Okay, but the section of the Access to Information Act might help to understand what sort of information is being withheld. Here is what the law says:
https://laws-lois.justice.gc.ca/eng/acts/a-1/page-3.html
Starting from the bottom,
meeting minimum requirements "may" simply mean that you're not a Canadian citizen, permanent resident or subject to any of the limitations like having an ongoing refugee claim or being outside of the one year prohibition for applying.
Criminality, security and medicals are really issues after receiving AIP, so applicants who have been in Canada for a lengthy period of time, after a refugee claim has been unsuccessful have likely had some sort of screening that aligns with the claim. There could be adverse information there, but it would have likely surfaced inside the claim. It would still be redacted, but the applicant would probably have had to address whatever it may have been. It may not be adverse to be redacted.
CSO support.., this came after my time but Google explains it as:
The Operations Support Centre (OSC) processes:
- International Experience Canada work permits,
- In-Canada applications submitted online,
- Verification of Status (VOS) applications,
- Replacement of valid temporary resident documents,
- Amendment of immigration documents and of valid temporary resident documents.
This appears to me to be very low level decision-makers who organize and distribute applications to their proper destinations. Maybe they digitally screen applications and only enter information? Replacing existing TR documents suggest a very limited authority, so it looks to me to be a simple screening and distribution operation.
Missing pages.., this could be a few things, including an error on the part of the human who has the most tedious work within the system - reading everything to see what can and cannot be released.
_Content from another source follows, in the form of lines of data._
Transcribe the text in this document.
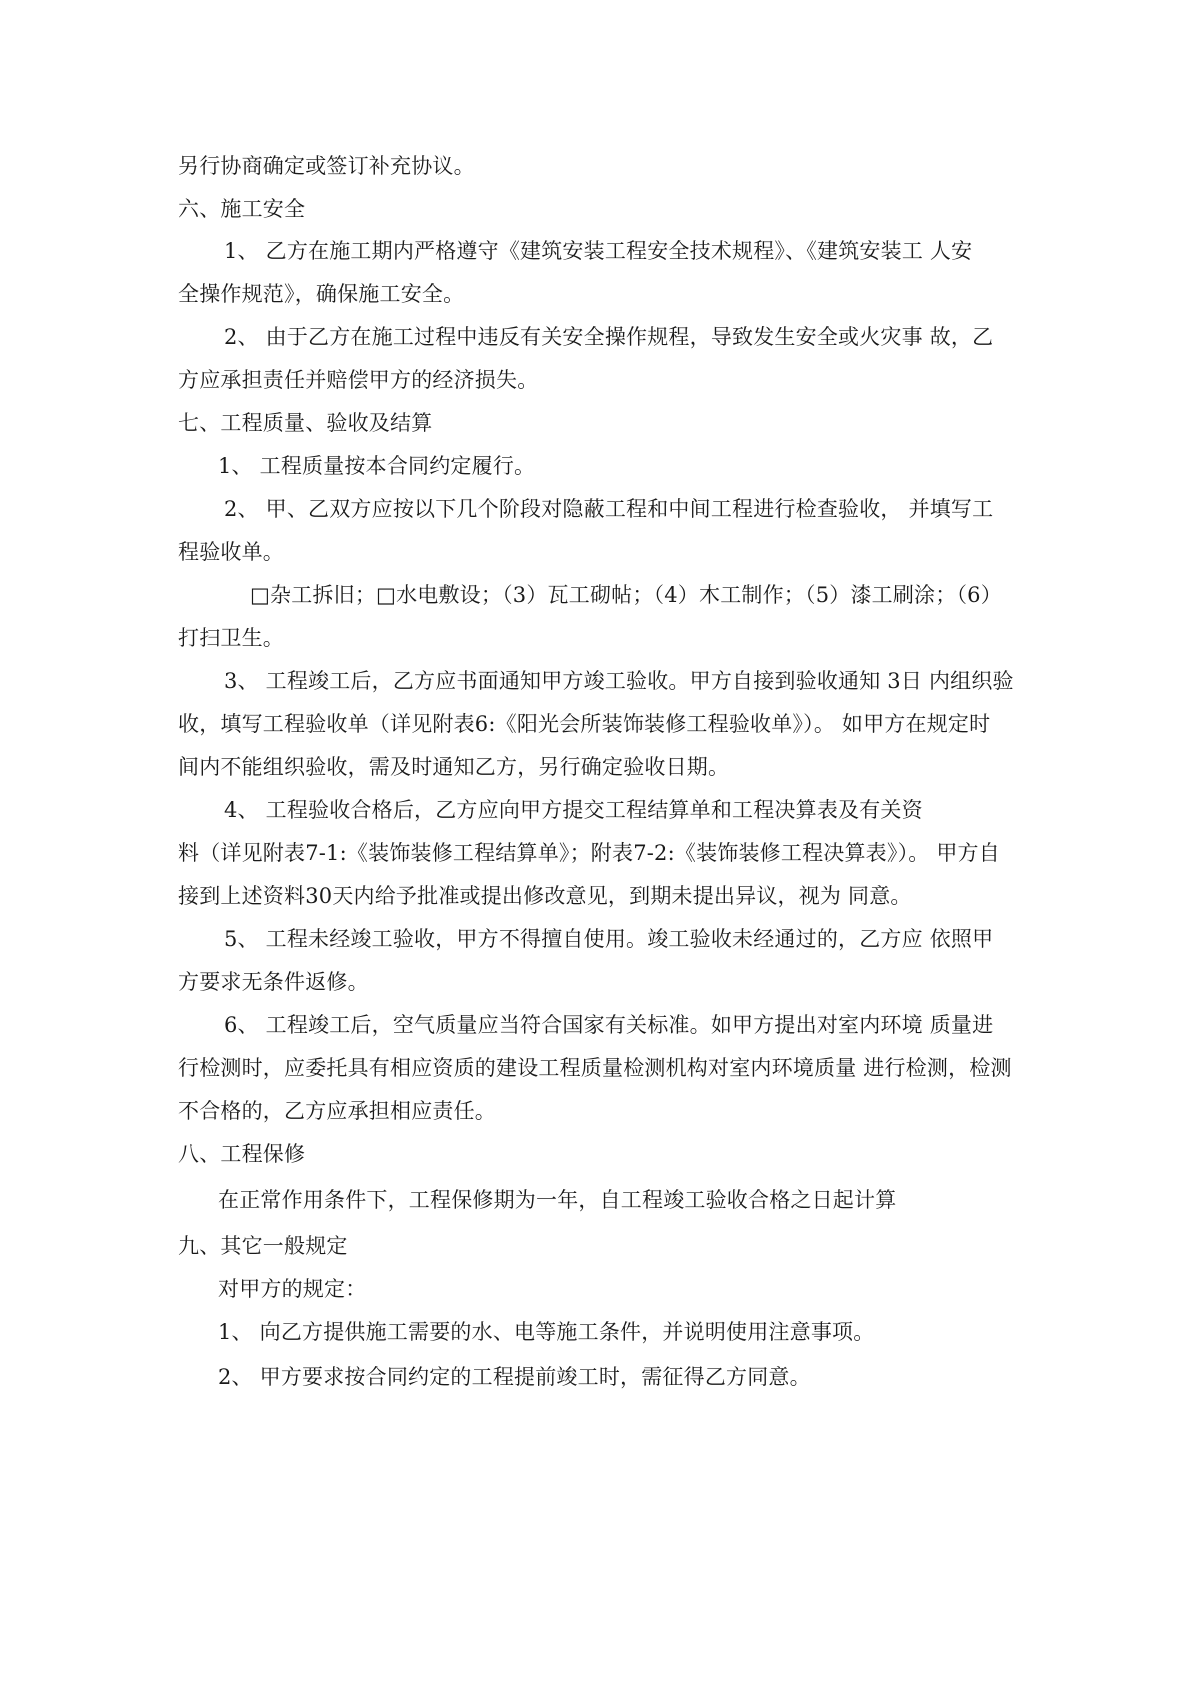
另行协商确定或签订补充协议。
六、施工安全
1、 乙方在施工期内严格遵守《建筑安装工程安全技术规程》、《建筑安装工 人安
全操作规范》，确保施工安全。
2、 由于乙方在施工过程中违反有关安全操作规程，导致发生安全或火灾事 故，乙
方应承担责任并赔偿甲方的经济损失。
七、工程质量、验收及结算
1、 工程质量按本合同约定履行。
2、 甲、乙双方应按以下几个阶段对隐蔽工程和中间工程进行检查验收， 并填写工
程验收单。
□杂工拆旧；□水电敷设；（3）瓦工砌帖；（4）木工制作；（5）漆工刷涂；（6）
打扫卫生。
3、 工程竣工后，乙方应书面通知甲方竣工验收。甲方自接到验收通知 3日 内组织验
收，填写工程验收单（详见附表6:《阳光会所装饰装修工程验收单》）。 如甲方在规定时
间内不能组织验收，需及时通知乙方，另行确定验收日期。
4、 工程验收合格后，乙方应向甲方提交工程结算单和工程决算表及有关资
料（详见附表7-1:《装饰装修工程结算单》；附表7-2:《装饰装修工程决算表》）。 甲方自
接到上述资料30天内给予批准或提出修改意见，到期未提出异议，视为 同意。
5、 工程未经竣工验收，甲方不得擅自使用。竣工验收未经通过的，乙方应 依照甲
方要求无条件返修。
6、 工程竣工后，空气质量应当符合国家有关标准。如甲方提出对室内环境 质量进
行检测时，应委托具有相应资质的建设工程质量检测机构对室内环境质量 进行检测，检测
不合格的，乙方应承担相应责任。
八、工程保修
在正常作用条件下，工程保修期为一年，自工程竣工验收合格之日起计算
九、其它一般规定
对甲方的规定：
1、 向乙方提供施工需要的水、电等施工条件，并说明使用注意事项。
2、 甲方要求按合同约定的工程提前竣工时，需征得乙方同意。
It's worth reading the legislation to see what they'll limit in a release, but common (to me and my very dated experience) in the immigration world could be information about specific third parties, and they could be unknown to the applicant.
An example could be that an employee at the CBSA, IRCC or Refugee Board wants to know something from your home country. The Canadian diplomat (CBSA, RCMP have diplomatic positions abroad, for 2 examples) responsible for that nation may have been engaged with any sort of question. That could likely be redacted if it's considered an "ongoing" investigation. The investigation could be considered "ongoing" but is not really being pursued. It might be general information produced internally and not releasable because it identifies Canada's communication(s) with who knows who. This sort of "general report" might be attached to all applicants from a specific country (I don't know this, but it wouldn't surprise me if the RPD did something like that).
It's guesswork - work that never ends. I would add that there are two types of information or evidence. Intrinsic and extrinsic. If information that is not readily available to the applicant but IS in the hands of the decision-maker, then this extrinsic information has to be disclosed under the principle of natural justice if it's a consideration within any refusal.
Sometimes someone from work, someone jealous of your relationship or a neighbour who doesn't like someone will write a poison pen letter. That would be redacted.
You just don't know what you don't know, but in the many, many, many immigration case files that I've looked at, it was rarely heart-stopping. I don't think that you were formerly a corrupt union leader, an agent of the SAVAK or an embezzling head of a foreign bank. If you were, you wouldn't ask what it is and instead you'd ask, who's it from?